Thom Yorke is a name virtually every music fan not living under a rock knows. As the frontman of Radiohead, he’s gained an international following of millions, famous for a sound influenced by everyone from Elvis Costello to Queen. Singles like “Creep” and “Fake Plastic Trees” have made Radiohead (and by extension, Yorke) iconic in the industry. But Yorke’s latest move is less about the music he made and more about the way he got it to his fans.
Hosting his latest solo album, Tomorrow’s Modern Boxes, on BitTorrent, Yorke threw it behind a $6 paywall, reaching a deal that netted him 90% of the profits, a marked improvement from the 30% cut that iTunes takes from every sale. Lo and behold, it ended up succeeding beyond the wildest dreams of anyone, netting upwards of $26 million, $24 million of which went right back into Yorke’s pocket, according to the A.V. Club. In a 2014 report released by BitTorrent, it claims that Tomorrow’s Modern Boxes was its most downloaded commodity all year, at 4.4 million.
Yorke himself has made his thoughts on the matter fairly clear in a post on BitTorrent’s blog, where he goes into detail about his motivation for this one-of-a-kind endeavor:
It’s an experiment to see if the mechanics of the system are something that the general public can get its head around. If it works well it could be an effective way of handing some control of internet commerce back to people who are creating the work. Bypassing the self-elected gatekeepers. If it works anyone can do this exactly as we have done.
Based on the numbers, it would appear as though Yorke has stumbled onto something that could very well change the way we download music forever. Ponder for a moment the sheer magnitude of the situation: For 42.7 million streams on Spotify, Time estimates Calvin Harris made right around $260,000. For 89% fewer downloads of Yorke’s album to streams of Harris’s track, Yorke made over $23 million more. The simple math here shows that artists stand to profit in massive ways without streaming and download services skimming off a healthy cut the top.
Yorke is not the only artist leveraging the power of BitTorrent to deliver music to fans. In August, Skrillex’s OWSLA label released a 20-track bundle that also included music videos, album art, discount codes, and a free one-month subscription to the label’s Drip.FM service. Mad Decent boss Diplo still has a free bundle available (with a $5 pay wall option) featuring 12 tracks and artwork. Even Asking Alexandria got in on the action, offering a download that includes behind-the-scenes footage, music videos, and live recordings from performances.

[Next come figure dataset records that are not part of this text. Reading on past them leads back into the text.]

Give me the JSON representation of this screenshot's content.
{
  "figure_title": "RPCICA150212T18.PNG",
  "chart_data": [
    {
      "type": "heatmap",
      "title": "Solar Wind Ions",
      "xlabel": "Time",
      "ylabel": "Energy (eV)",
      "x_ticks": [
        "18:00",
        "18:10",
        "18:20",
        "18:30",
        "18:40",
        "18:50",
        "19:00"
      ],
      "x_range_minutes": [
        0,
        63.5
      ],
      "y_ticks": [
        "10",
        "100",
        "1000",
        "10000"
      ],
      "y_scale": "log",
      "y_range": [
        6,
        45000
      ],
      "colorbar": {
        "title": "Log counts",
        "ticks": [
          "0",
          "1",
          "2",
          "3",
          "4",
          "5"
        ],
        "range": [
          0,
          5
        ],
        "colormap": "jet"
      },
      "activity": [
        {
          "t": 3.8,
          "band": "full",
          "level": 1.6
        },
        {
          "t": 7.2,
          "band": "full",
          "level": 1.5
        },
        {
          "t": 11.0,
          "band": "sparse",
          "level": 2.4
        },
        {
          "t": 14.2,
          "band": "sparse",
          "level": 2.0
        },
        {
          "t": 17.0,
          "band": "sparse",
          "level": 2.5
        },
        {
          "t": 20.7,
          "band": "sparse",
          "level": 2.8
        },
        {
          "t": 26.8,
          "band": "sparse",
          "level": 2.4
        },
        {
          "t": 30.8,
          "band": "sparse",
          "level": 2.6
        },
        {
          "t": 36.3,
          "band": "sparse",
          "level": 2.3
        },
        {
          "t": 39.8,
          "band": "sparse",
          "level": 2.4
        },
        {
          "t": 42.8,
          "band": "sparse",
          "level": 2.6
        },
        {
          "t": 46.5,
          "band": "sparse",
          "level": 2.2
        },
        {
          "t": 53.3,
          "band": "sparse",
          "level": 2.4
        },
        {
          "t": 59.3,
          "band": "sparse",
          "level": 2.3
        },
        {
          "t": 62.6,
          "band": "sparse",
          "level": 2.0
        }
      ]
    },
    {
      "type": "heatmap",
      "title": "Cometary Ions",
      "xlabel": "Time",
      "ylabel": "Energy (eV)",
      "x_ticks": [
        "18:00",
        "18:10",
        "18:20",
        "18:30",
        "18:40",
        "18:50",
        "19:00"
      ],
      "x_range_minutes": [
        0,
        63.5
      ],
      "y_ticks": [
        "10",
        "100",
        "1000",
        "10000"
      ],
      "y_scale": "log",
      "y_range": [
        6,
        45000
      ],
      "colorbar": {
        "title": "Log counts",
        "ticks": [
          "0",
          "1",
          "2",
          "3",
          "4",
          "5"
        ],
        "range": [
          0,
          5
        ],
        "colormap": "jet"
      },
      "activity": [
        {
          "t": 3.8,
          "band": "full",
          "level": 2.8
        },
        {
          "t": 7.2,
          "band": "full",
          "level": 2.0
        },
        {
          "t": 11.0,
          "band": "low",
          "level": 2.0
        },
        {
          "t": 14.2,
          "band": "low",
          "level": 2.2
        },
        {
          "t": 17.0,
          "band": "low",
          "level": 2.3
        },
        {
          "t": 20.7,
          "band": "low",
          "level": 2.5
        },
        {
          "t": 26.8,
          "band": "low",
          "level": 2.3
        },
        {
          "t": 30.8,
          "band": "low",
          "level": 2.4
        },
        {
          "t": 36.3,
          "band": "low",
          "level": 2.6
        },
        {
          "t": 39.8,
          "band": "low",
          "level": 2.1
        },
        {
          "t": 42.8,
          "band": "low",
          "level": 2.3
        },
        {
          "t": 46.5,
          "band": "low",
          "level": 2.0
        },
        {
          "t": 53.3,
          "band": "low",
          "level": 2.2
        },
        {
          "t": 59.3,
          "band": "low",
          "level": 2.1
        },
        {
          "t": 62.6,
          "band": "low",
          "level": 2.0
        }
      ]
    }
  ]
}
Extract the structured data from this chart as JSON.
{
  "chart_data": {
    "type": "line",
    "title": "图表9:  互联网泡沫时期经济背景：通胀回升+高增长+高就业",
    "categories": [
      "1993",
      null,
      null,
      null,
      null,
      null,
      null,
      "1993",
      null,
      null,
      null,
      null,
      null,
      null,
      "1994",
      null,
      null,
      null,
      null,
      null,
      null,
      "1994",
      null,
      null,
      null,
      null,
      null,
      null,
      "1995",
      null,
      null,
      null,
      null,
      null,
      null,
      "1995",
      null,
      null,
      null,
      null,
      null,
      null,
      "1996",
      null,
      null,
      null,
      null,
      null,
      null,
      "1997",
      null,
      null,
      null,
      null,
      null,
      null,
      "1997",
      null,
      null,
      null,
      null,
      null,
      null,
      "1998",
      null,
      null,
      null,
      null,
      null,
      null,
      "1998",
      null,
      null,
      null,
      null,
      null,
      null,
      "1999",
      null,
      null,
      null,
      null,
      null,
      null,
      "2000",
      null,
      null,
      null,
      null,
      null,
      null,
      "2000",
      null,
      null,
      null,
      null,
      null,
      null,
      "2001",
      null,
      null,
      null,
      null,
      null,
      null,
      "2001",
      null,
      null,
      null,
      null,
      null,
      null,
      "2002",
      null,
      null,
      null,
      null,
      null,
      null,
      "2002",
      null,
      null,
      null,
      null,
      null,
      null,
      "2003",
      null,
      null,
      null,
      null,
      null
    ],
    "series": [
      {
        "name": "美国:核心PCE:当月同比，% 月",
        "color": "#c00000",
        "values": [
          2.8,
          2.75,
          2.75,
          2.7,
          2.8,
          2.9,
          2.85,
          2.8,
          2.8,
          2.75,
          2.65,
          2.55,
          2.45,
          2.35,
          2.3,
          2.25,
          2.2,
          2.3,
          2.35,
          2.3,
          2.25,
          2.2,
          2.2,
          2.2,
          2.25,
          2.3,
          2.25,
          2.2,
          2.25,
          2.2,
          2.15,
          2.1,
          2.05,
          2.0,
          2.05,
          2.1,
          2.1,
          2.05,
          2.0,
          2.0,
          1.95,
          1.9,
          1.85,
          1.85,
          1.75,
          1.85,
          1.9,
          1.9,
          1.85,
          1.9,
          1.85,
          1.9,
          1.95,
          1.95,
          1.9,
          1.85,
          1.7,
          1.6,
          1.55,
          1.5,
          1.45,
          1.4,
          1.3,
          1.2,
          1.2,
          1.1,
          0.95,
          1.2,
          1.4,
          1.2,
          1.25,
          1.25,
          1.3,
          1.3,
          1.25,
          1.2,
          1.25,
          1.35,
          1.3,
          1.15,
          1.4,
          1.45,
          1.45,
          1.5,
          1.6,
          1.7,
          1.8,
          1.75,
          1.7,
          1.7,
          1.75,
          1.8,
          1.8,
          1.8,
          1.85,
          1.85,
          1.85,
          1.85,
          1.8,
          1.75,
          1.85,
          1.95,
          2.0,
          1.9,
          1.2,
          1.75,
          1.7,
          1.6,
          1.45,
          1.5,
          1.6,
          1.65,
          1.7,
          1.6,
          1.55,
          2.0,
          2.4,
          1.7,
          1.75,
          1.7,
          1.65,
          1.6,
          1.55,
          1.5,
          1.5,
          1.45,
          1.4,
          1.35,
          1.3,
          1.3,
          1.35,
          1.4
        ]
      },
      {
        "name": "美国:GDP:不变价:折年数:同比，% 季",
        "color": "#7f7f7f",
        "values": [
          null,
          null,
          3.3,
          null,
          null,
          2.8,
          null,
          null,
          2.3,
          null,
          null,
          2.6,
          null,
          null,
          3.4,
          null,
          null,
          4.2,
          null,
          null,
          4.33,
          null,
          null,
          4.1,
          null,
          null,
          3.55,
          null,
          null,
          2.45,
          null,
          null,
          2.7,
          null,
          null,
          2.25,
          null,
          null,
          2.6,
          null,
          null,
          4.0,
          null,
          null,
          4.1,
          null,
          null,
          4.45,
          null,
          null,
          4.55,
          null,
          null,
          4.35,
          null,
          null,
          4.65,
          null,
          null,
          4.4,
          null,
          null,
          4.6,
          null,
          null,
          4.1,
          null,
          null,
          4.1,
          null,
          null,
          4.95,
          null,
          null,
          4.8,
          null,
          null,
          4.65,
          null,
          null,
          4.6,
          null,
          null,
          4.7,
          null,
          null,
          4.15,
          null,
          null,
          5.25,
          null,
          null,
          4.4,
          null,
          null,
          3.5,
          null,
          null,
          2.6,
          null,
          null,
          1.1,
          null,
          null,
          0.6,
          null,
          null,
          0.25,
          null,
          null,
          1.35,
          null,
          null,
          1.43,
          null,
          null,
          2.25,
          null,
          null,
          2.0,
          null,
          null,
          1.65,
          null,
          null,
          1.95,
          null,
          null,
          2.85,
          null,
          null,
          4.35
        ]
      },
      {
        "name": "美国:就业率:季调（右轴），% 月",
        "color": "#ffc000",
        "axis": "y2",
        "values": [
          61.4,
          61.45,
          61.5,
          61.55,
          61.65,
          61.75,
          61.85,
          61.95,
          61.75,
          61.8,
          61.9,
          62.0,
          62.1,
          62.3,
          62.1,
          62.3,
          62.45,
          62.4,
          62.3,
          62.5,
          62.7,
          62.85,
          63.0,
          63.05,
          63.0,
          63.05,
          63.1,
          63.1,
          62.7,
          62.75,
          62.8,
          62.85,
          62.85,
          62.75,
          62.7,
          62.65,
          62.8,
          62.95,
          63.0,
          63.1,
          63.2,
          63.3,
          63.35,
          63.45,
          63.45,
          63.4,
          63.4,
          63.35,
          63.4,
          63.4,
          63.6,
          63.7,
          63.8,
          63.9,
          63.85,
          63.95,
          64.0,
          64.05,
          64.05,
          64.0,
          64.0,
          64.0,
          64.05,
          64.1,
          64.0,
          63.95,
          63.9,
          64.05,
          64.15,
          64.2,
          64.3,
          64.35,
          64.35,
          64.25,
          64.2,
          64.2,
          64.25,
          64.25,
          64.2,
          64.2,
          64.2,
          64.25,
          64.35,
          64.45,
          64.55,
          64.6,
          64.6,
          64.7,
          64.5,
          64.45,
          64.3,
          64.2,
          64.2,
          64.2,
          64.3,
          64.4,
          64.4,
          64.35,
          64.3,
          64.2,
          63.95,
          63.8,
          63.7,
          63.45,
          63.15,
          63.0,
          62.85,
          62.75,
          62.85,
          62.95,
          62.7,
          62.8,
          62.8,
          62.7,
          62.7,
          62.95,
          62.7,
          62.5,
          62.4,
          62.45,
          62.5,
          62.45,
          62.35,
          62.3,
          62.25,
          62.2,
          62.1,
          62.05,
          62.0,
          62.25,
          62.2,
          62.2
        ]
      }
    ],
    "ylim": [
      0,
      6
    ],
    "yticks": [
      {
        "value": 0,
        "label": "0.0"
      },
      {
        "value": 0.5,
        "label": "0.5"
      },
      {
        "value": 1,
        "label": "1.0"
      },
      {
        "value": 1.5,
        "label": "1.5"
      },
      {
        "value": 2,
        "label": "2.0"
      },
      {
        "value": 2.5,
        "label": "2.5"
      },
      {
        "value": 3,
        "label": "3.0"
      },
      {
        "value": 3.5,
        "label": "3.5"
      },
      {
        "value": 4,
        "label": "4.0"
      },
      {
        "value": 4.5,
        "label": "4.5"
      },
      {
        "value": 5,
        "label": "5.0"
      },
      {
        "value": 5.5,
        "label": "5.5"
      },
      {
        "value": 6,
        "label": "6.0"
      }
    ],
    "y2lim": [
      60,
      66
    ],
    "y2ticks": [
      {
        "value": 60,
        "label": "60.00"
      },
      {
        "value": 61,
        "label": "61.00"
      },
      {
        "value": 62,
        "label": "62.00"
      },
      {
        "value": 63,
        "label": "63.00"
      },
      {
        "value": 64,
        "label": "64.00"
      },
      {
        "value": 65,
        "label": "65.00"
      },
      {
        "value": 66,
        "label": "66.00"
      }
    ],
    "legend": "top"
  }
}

More and more artists seem to be jumping on board with BitTorrent, which in many ways has proved to be a win-win situation for both them and their fans. The people making the music get fairly compensated for their efforts, and the ones consuming it get to pay a reasonable price for that work. Established services like iTunes and Spotify may not be going anywhere anytime soon, but they’ll certainly be given a run for their money by what’s proven to be a more-than-successful experiment. The industry is changing, and soon the people who distribute that music will need to change, too.